For Riot Ribs, public response has been supportive. City officials want the operators to get a permit. "We did have I think some park rangers come by and tell us that the tent, the canopy, is a structure," Beans says. On a smartphone, Beans pulls up City Code 20.12.080, which concerns "Structures in Parks." The tent is not a structure, Beans says, because Riot Ribs can pull up stakes if it has to. "But for now we're pretty set on staying here." For the future, "a food truck maybe would be the goal."

Of course, Riot Ribs faces challenges few other restaurants do.

"We have one bulletproof vest," Beans says, as well as donated gas masks. When police rush the park, one volunteer stays on the grill. "And then usually it's just mayhem and we just try to find everyone." Once things calm down, volunteers return and cooking goes on.

Lorenzo and Beans both emphasize that they are not rioters, and that Riot Ribs' interest is in feeding the community. The condiment table is also stocked with canned foods, Advil, hand sanitizer, and tampons and menstrual pads for anyone who needs them.

"We are here feeding everybody, no matter who, no matter what, no matter how much food they want," Beans says. "That's the goal."

So then, the obvious question: How's the food?

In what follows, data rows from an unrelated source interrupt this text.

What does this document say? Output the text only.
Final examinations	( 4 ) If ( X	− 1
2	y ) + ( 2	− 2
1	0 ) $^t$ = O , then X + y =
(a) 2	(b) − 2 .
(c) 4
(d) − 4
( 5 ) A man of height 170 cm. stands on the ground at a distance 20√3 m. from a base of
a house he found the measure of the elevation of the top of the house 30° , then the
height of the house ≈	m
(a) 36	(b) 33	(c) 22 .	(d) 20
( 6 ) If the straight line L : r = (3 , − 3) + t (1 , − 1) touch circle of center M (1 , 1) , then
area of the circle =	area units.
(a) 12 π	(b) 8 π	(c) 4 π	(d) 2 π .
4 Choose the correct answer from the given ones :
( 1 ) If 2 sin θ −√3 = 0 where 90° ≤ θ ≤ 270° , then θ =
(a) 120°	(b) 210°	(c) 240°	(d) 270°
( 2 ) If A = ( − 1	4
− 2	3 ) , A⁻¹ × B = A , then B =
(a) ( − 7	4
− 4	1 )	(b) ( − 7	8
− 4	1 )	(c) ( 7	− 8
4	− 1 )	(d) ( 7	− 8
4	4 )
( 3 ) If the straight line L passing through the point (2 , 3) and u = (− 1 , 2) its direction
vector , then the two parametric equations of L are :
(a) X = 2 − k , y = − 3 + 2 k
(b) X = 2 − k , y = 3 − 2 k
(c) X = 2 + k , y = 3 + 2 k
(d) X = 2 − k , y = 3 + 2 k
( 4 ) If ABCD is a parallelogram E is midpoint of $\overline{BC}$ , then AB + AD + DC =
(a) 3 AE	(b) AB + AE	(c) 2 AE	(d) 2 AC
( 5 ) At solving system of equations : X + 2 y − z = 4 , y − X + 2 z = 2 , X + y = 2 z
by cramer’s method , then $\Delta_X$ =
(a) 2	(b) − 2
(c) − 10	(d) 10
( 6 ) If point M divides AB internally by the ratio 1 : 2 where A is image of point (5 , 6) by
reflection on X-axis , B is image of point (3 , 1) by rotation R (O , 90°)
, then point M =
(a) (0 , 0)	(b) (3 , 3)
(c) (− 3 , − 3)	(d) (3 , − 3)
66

Volunteers in gloves serve me two crispy, juicy, seasoned ribs on a paper plate, with macaroni salad and coleslaw from the box, rounded out with a bag of Cheetos and a can of Coke. Perfect for a long summer night in the park.

Vegan choices are limited. The Boca burgers go on the same grill as the meat, and most of the snack chips and cookies have dairy in them. But volunteers have told me expanding vegan options is a next step. Despite being served from a box, the macaroni salad and coleslaw hit the spot and were served chilled. The soda was warm, so BYO ice—or even your own cup.

The ribs showed expertise on the grill, striking the perfect balance of crispy and juicy. They were articulately seasoned, cooked through and nowhere dry. Despite the barbecue's humble origins, this is no amateur operation. Somebody here knows what they're doing.